Plenary: Possibility and Partnership in Political Science:
Charting a Path Forward
Dr. Helen Chang
Hostos Community College (CUNY)
Helen Chang has a PhD in political science from the Graduate Center of the City University of New York, with a focus on comparative politics and international relations. Dr. Chang is a political scientist with research interests in election rules and reforms, the intersection of social-technical systems in election administration, migration patterns and generational variations in voting behavior and preferences, and teaching and learning on political science. She is currently studying factors that increase the effectiveness of electoral management bodies.

Dr. Josh Gellers
University of North Florida
Joshua C. Gellers, PhD, LEED Green Associate, is Dean of Professional and Lifelong Learning and Inaugural Faculty Fellow for Artificial Intelligence at the University of North Florida. He is also a Research Fellow of the Earth System Governance Project, Expert with the Global AI Ethics Institute, and Fulbright Scholar to Sri Lanka. His research, which focuses on environmental governance, rights, and technology, has been published in numerous peer-reviewed journals and cited in high-level UN and EU reports. Dr. Gellers is the author of The Global Emergence of Constitutional Environmental Rights (Routledge, 2017) and Rights for Robots: Artificial Intelligence, Animal, and Environmental Law (Routledge, 2020). Read more »

Dr. Robert Lieberman
Johns Hopkins University
Robert Lieberman is Krieger-Eisenhower Professor of Political Science at Johns Hopkins University. He studies American political development, race and American politics, and public policy. He has also written extensively about the development of American democracy and the links between American and comparative politics. His most recent book is Four Threats: The Recurring Crises of American Democracy (St. Martin’s Press, 2020), co-authored with Suzanne Mettler. His first book, Shifting the Color Line: Race and the American Welfare State (Harvard University Press, 1998), won the Social Science History Association Presidential Book Award, the Thomas J. Wilson Prize of Harvard University Press, and Columbia University’s Lionel Trilling Award.

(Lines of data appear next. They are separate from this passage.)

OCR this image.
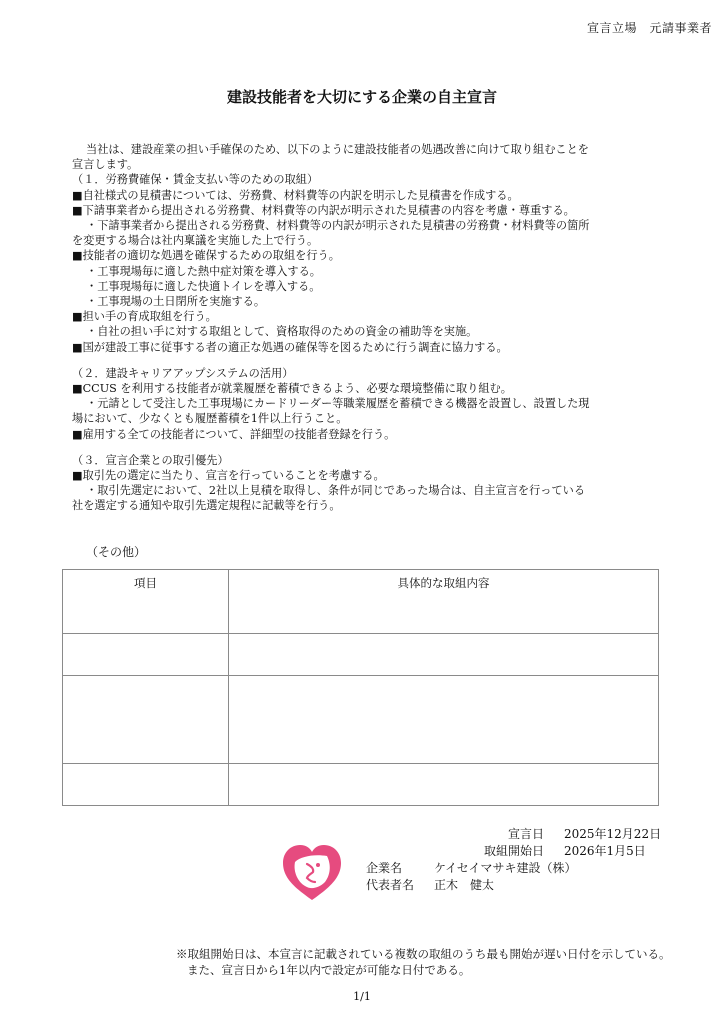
宣言立場　元請事業者
建設技能者を大切にする企業の自主宣言

当社は、建設産業の担い手確保のため、以下のように建設技能者の処遇改善に向けて取り組むことを

宣言します。

（１．労務費確保・賃金支払い等のための取組）

■自社様式の見積書については、労務費、材料費等の内訳を明示した見積書を作成する。

■下請事業者から提出される労務費、材料費等の内訳が明示された見積書の内容を考慮・尊重する。

・下請事業者から提出される労務費、材料費等の内訳が明示された見積書の労務費・材料費等の箇所

を変更する場合は社内稟議を実施した上で行う。

■技能者の適切な処遇を確保するための取組を行う。

・工事現場毎に適した熱中症対策を導入する。

・工事現場毎に適した快適トイレを導入する。

・工事現場の土日閉所を実施する。

■担い手の育成取組を行う。

・自社の担い手に対する取組として、資格取得のための資金の補助等を実施。

■国が建設工事に従事する者の適正な処遇の確保等を図るために行う調査に協力する。

（２．建設キャリアアップシステムの活用）

■CCUS を利用する技能者が就業履歴を蓄積できるよう、必要な環境整備に取り組む。

・元請として受注した工事現場にカードリーダー等職業履歴を蓄積できる機器を設置し、設置した現

場において、少なくとも履歴蓄積を1件以上行うこと。

■雇用する全ての技能者について、詳細型の技能者登録を行う。

（３．宣言企業との取引優先）

■取引先の選定に当たり、宣言を行っていることを考慮する。

・取引先選定において、2社以上見積を取得し、条件が同じであった場合は、自主宣言を行っている

社を選定する通知や取引先選定規程に記載等を行う。

（その他）
項目	具体的な取組内容

宣言日 2025年12月22日
取組開始日 2026年1月5日
企業名	ケイセイマサキ建設（株）
代表者名 正木　健太
※取組開始日は、本宣言に記載されている複数の取組のうち最も開始が遅い日付を示している。
また、宣言日から1年以内で設定が可能な日付である。
1/1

Shaping Race Policy: The United States in Comparative Perspective (Princeton University Press, 2005) was awarded the Best Book Prize by the Race, Ethnicity, and Politics Section of the American Political Science Association. He is also the co-editor of Democratization in America: A Comparative-Historical Analysis (Johns Hopkins University Press, 2009), Beyond Discrimination: Racial Inequality in a Postracist Era (Russell Sage Foundation, 2013), and The Oxford Handbook of American Political Development (Oxford University Press, 2016). Read more »
Dr. J. Cherie Strachan
University of Akron
J. Cherie Strachan, who received her PhD in 2000 from the State University of New York at Albany, is Professor of Political Science at the University of Akron. She is also Director of the Ray C. Bliss Institute of Applied Politics, which is dedicated to preparing students for professional political careers in addition to promoting public-spirited civic and political participation among the broader electorate. Her political science research combines interests in political participation, voluntary civic and political organizations, and political communication.

Dr. Strachan’s recent work explores the #MeToo movement and women’s political ambition, as well as the effects of partisan polarization, rudeness, and civility on political engagement. Her applied research on campus civic engagement pedagogy focuses on facilitating student-led deliberative discussions sessions, on enhancing the political socialization that occurs within campus student organizations, and on increasing scholarly rigor through multi-campus collaboration and data collection.
In addition to authoring and co-editing several books, Dr. Strachan has published more than 40 articles and book chapters. She currently serves on advisory boards for national organizations focused on improving the health of American democracy, including the National Issue Forum Institute (NIFI) and Unify Akron, a local affiliate of Unify America. Her public service extends to the American Political Science Association (APSA), where she serves as a member of the Executive Committee, Chair of the Teaching and Learning Program Committee, and Vice Chair of the Political Science Education Section. She recently received this section’s Distinguished Service Award for her role in helping to launch APSA’s Political Science Pedagogy Certification initiative, designed to provide professional development and credentialing opportunities for teacher-scholars in the discipline.